What is it?

Hydrothorax is a condition involving the abnormal collection of fluid in one or both lungs. It can have many different causes.

How common is it?

Hydrothorax is a rare condition, occurring in approximately 6 in 10,000 pregnancies.

How is it managed?

Hydrothorax can occur in the presence of other anomalies or chromosomal abnormalities. Serial ultrasounds are performed to monitor the size of the collections which may increase in size, remain stable, or regress. Severe cases can progress to hydrops, which is a serious complication.

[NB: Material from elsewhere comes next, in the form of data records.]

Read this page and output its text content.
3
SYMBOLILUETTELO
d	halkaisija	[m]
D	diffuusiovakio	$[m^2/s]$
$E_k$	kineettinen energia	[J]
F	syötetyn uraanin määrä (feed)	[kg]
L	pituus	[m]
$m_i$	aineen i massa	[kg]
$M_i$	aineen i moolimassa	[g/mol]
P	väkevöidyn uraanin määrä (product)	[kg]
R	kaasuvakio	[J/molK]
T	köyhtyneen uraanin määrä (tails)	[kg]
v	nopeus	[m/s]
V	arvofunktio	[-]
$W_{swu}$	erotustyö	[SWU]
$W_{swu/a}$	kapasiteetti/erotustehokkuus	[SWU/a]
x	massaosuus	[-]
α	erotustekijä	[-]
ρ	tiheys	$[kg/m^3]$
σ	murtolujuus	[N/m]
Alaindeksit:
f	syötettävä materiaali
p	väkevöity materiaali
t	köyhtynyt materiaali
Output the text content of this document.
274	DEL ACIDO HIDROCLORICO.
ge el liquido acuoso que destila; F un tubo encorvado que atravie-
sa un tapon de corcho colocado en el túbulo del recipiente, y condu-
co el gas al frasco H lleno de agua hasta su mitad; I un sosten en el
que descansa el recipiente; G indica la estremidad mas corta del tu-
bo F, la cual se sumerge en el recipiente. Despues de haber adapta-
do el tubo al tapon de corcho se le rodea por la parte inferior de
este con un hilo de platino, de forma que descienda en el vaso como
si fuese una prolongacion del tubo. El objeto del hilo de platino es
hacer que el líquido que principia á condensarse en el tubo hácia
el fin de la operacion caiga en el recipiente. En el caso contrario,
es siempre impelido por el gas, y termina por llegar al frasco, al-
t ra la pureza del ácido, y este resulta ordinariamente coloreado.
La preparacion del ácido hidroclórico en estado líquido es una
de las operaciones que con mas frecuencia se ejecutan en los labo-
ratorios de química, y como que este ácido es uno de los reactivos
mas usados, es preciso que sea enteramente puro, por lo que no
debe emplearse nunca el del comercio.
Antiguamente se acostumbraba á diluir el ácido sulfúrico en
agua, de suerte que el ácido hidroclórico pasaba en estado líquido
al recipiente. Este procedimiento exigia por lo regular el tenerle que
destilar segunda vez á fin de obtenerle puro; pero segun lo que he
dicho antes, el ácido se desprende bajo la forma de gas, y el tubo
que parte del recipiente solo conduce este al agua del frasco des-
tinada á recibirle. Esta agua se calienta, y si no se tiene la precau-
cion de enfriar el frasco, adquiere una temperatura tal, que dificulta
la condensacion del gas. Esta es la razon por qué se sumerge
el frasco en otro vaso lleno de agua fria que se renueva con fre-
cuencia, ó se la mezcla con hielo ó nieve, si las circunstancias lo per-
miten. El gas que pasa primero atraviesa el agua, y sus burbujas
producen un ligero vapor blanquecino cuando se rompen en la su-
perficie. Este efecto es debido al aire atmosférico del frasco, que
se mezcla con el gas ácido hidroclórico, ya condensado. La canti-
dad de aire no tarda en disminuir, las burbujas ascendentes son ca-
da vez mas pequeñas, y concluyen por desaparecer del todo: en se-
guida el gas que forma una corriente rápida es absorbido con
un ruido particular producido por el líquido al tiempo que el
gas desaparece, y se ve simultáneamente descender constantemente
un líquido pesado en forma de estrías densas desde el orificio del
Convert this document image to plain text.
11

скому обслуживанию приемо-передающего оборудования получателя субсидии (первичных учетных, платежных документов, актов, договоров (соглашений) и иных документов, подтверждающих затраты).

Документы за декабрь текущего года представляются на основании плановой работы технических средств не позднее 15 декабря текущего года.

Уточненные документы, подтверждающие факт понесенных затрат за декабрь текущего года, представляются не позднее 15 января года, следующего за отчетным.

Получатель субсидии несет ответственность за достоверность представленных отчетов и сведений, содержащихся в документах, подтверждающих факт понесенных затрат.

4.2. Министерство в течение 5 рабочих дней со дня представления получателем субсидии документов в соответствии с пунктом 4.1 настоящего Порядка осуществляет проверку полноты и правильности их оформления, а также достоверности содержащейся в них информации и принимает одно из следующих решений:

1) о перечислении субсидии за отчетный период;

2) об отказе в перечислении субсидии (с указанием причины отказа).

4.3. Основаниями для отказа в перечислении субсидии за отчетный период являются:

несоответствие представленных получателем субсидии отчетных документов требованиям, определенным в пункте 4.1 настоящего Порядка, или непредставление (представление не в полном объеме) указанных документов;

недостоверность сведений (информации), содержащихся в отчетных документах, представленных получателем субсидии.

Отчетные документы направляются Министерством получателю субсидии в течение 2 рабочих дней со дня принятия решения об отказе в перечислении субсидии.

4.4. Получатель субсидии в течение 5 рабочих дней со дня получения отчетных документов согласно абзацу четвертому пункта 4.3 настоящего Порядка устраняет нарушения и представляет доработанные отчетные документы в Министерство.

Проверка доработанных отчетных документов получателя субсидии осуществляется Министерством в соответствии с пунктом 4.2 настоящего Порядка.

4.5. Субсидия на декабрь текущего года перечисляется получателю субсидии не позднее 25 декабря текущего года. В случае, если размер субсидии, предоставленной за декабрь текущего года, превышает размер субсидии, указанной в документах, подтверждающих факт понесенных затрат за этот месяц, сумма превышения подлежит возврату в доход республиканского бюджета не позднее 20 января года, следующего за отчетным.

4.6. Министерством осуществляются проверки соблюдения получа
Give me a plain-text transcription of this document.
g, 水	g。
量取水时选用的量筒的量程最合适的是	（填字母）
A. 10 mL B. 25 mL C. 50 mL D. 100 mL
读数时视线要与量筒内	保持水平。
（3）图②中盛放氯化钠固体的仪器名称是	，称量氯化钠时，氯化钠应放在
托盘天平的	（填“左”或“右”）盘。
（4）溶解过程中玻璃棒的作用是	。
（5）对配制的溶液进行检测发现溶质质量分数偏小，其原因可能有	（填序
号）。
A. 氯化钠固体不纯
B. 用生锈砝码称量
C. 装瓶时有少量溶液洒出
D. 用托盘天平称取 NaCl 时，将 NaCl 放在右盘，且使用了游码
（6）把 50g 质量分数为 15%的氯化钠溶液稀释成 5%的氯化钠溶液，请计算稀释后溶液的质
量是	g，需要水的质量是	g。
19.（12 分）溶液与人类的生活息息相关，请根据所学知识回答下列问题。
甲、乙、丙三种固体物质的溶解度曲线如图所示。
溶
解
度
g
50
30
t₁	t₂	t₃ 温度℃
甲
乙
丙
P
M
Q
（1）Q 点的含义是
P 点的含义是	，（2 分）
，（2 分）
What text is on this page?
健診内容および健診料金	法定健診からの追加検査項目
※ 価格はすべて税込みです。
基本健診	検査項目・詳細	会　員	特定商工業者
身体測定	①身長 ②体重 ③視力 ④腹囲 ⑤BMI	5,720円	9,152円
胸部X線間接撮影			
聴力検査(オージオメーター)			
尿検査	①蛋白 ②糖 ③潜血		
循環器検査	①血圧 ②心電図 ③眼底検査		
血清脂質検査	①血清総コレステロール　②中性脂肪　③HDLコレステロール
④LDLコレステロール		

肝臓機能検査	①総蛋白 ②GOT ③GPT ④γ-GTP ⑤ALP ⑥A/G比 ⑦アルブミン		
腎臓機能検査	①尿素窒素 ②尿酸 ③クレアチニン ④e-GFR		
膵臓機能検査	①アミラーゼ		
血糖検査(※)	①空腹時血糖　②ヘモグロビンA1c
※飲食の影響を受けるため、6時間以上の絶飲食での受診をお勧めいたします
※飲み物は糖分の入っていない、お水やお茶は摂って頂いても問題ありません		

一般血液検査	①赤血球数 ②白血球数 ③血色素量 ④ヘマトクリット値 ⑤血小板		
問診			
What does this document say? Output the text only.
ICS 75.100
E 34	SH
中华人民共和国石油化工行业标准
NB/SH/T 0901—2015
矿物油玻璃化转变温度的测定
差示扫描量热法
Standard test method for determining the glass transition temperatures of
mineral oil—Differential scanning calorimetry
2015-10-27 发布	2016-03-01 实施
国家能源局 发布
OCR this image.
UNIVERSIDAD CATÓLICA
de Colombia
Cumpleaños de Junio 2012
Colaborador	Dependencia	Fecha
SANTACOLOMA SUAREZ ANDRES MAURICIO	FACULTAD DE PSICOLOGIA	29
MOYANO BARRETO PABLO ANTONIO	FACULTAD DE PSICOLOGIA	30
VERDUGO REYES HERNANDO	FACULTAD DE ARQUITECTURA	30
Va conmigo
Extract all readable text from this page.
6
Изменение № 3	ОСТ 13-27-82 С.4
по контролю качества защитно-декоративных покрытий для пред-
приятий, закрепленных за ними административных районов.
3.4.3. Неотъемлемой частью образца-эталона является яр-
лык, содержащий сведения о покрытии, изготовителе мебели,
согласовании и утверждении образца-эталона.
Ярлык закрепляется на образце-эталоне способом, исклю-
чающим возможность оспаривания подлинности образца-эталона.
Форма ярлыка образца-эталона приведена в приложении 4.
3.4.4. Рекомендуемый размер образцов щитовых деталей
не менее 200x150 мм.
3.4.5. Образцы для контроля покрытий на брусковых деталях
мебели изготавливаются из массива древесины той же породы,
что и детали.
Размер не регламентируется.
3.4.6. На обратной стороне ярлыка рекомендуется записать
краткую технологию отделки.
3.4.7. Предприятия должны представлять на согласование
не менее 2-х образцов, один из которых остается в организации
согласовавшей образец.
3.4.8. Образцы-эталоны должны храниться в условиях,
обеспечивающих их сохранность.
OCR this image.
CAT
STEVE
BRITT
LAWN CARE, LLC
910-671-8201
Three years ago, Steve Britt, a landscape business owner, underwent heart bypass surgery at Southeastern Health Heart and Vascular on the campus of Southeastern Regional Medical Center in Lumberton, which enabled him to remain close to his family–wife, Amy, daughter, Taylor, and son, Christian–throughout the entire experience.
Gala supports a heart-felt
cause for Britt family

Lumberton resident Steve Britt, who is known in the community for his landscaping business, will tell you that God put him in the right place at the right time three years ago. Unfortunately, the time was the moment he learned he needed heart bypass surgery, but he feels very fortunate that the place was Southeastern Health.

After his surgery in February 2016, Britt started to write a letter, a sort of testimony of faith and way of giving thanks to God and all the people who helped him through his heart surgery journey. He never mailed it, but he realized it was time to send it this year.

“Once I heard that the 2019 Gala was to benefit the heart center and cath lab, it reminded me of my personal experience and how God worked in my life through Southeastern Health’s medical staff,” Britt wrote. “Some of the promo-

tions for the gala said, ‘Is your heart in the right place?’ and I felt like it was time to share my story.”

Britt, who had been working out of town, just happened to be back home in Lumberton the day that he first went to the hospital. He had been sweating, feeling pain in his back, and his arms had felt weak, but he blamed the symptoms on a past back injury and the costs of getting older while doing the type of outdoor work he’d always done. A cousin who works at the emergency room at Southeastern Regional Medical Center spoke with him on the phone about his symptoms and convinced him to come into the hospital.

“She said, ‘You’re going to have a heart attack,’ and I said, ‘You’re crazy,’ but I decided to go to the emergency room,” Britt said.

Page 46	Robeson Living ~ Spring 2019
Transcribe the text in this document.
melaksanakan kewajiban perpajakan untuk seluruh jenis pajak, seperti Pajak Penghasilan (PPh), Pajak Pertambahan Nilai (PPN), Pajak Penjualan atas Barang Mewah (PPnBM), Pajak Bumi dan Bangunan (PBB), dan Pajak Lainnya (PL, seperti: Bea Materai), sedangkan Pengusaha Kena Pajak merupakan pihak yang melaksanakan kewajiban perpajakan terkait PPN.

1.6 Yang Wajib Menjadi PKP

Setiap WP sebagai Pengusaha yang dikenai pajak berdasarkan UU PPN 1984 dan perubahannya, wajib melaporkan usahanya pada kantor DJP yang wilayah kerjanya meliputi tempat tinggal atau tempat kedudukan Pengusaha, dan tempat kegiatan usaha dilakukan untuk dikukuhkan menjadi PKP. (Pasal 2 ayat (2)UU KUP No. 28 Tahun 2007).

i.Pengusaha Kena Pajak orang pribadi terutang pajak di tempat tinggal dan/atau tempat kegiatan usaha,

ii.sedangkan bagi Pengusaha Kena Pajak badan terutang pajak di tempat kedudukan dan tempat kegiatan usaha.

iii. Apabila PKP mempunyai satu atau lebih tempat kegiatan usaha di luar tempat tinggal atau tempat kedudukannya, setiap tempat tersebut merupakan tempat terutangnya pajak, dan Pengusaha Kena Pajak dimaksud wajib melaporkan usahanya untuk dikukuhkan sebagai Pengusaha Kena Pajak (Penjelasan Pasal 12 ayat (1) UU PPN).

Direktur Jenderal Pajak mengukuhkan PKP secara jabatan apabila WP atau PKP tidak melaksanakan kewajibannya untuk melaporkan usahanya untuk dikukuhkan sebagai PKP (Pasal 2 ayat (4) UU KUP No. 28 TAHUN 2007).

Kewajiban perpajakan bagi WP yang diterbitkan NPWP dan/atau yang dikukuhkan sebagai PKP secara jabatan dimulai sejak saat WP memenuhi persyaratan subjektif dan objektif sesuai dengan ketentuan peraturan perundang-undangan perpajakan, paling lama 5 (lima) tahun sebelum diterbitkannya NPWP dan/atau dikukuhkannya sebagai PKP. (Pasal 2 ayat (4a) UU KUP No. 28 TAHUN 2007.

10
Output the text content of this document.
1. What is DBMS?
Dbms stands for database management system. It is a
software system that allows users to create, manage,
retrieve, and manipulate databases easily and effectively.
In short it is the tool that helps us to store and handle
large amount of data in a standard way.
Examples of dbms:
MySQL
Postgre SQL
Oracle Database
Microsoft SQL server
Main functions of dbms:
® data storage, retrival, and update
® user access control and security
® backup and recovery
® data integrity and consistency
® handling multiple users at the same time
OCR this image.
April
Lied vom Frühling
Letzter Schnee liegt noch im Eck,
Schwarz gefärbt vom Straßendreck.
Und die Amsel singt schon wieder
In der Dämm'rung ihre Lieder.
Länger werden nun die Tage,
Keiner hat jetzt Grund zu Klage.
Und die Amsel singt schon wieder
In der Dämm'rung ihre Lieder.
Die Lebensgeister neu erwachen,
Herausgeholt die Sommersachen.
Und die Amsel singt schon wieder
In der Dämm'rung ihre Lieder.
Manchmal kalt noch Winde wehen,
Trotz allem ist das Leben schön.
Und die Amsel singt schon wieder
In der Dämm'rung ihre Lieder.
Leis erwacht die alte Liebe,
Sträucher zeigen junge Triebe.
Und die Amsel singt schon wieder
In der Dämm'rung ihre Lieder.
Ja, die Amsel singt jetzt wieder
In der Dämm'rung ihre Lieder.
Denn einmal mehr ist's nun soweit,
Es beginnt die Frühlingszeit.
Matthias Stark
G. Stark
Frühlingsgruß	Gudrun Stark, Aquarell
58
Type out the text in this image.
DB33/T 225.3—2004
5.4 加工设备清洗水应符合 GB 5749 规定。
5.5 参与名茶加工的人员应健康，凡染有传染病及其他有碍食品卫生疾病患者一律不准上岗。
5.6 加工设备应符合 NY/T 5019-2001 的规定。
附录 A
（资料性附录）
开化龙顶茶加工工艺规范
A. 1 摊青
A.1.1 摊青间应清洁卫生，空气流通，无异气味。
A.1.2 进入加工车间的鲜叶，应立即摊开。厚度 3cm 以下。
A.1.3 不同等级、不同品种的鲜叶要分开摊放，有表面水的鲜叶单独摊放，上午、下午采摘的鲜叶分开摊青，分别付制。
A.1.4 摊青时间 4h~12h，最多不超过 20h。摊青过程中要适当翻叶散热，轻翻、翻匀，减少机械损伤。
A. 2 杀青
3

Treatments may include drainage of the fluid either by thoracentesis, a procedure involving the removal of fluid via a needle under ultrasound-guidance, or with the placement of a shunt for continuous drainage. Prenatal care will be managed by a Maternal-Fetal Medicine specialist, an obstetrician with special training and expertise in high risk pregnancies. Additionally, a neonatology consultation is recommended to discuss prognosis and management after birth.

Postnatal/Prognosis?

The prognosis depends on the cause of the hydrothorax, the presence of other anomalies or chromosomal abnormalities, and the development of hydrops. While in utero, the fluid collection may prevent fetal lung tissue from developing normally, placing newborns at risk of respiratory problems after birth.